Even better, FXTM has great diversity when it comes to the trading platforms available to traders. The broker offers MT4, MT5, and FXTM Trader. These platforms are available on three different accounts including the micro, the advantage, and the advantage plus accounts. The Micro account and the Advantage Plus account both feature spreads starting from 1.5 pips upwards. On the other hand, the Advantage account features average commissions of about $0.4 to $2 based on the volume.

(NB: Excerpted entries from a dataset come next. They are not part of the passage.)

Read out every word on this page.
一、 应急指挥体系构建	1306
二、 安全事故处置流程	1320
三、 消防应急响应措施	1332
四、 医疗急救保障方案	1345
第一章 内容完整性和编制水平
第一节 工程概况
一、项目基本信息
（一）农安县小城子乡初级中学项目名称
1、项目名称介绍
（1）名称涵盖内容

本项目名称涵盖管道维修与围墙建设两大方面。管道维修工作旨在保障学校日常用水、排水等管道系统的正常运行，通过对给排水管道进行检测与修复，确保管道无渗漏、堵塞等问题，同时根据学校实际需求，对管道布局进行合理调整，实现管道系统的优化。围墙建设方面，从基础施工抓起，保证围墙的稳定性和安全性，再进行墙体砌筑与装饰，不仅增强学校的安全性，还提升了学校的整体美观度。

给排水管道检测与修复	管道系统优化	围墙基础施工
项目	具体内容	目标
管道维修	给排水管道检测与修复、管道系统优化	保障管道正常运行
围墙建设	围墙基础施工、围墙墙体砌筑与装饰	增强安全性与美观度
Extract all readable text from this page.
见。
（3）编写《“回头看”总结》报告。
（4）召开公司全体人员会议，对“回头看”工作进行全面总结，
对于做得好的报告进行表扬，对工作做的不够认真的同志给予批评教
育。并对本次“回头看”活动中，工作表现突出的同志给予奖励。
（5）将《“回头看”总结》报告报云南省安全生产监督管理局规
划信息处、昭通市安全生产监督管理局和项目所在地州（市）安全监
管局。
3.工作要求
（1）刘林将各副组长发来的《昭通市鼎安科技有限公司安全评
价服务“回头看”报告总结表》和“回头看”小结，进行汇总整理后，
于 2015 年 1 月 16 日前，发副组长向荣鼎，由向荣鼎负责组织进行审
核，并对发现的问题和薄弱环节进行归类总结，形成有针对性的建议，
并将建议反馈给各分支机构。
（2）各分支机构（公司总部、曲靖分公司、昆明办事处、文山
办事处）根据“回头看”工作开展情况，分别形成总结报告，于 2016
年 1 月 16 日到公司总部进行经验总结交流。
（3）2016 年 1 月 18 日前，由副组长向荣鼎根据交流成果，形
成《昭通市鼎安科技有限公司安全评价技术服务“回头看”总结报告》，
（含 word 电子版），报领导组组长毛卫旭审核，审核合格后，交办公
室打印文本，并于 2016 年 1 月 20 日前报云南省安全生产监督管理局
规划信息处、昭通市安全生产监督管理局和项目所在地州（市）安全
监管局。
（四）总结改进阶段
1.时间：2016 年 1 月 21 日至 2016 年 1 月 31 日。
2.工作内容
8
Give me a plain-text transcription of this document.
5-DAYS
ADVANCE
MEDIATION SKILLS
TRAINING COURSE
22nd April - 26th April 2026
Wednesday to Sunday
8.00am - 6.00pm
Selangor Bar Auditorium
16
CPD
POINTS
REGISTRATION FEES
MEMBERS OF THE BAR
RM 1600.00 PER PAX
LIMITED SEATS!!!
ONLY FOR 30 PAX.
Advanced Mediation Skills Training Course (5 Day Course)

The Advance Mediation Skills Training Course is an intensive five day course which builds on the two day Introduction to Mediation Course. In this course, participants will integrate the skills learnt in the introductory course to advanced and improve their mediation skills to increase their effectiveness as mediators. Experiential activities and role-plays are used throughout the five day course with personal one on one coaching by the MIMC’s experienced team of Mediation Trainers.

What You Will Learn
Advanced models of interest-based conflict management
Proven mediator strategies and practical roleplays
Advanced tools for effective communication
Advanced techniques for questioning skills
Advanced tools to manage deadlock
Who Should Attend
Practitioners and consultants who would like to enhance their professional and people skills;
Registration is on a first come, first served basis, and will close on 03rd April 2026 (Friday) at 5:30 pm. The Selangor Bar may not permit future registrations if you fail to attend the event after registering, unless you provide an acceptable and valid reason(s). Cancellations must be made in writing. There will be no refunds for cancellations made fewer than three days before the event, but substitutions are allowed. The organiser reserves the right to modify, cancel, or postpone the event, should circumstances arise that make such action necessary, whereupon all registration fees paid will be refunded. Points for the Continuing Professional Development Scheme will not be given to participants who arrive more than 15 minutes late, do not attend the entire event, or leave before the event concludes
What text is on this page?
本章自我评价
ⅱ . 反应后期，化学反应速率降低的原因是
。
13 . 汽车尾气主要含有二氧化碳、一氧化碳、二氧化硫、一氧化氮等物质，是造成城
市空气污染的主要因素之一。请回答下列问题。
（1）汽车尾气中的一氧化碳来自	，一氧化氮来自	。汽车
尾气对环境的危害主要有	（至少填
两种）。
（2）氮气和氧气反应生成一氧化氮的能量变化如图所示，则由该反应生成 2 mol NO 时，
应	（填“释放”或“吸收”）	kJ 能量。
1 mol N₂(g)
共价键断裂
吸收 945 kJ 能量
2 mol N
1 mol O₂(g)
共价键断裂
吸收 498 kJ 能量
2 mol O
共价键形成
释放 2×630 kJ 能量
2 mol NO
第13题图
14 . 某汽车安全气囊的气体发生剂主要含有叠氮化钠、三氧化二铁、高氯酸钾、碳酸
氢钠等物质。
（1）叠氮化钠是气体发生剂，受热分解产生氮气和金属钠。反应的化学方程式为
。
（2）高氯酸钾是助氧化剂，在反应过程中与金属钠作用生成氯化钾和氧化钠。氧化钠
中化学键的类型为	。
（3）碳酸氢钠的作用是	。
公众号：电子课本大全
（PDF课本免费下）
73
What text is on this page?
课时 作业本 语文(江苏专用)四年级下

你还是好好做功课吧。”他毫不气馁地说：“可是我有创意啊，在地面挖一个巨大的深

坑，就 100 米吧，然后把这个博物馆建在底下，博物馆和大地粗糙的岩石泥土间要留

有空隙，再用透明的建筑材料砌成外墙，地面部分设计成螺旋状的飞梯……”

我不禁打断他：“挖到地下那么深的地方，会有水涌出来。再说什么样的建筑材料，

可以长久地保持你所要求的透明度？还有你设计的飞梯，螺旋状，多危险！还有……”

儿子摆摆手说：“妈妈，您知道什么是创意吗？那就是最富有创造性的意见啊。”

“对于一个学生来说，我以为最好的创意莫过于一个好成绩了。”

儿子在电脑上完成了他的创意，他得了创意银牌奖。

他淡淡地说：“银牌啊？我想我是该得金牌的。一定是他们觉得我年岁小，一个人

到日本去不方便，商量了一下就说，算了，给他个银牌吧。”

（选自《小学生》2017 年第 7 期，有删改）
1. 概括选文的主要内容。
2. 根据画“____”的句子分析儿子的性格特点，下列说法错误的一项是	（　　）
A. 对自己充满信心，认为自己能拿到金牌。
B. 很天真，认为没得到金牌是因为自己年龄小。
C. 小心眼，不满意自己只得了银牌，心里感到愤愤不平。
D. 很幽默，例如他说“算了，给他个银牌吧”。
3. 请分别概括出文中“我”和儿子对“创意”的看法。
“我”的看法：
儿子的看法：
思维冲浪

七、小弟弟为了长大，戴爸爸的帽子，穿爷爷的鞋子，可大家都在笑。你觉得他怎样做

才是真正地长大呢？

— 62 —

Lastly, the broker is regulated by several well-known regulators in the market. These include CySEC in Cyprus and the FCA in the UK. The broker is also under the regulation of the CMA in Kenya.

Closing Remarks

Various brokers in the market offer a leverage of 1:500 to their traders. The brokers listed on this list offer competitively low spreads, a variety of trading instruments, and world-class trading platforms on top of being regulated by some of the best regulators in the market. We also looked at the advantages and disadvantages of using leverage when trading. We highlighted that leverage is a double-edged sword that should be used in moderation. Again we must insist that a trader should develop a risk management plan to avoid extreme losses.

Nonetheless, this list of brokers that offer a leverage of 1:500 is not exhaustive. Other brokers did not make the cut for our list but they may be preferable to some traders. We advise traders to do a lot of research considering their individual needs to find a broker that best suits their needs.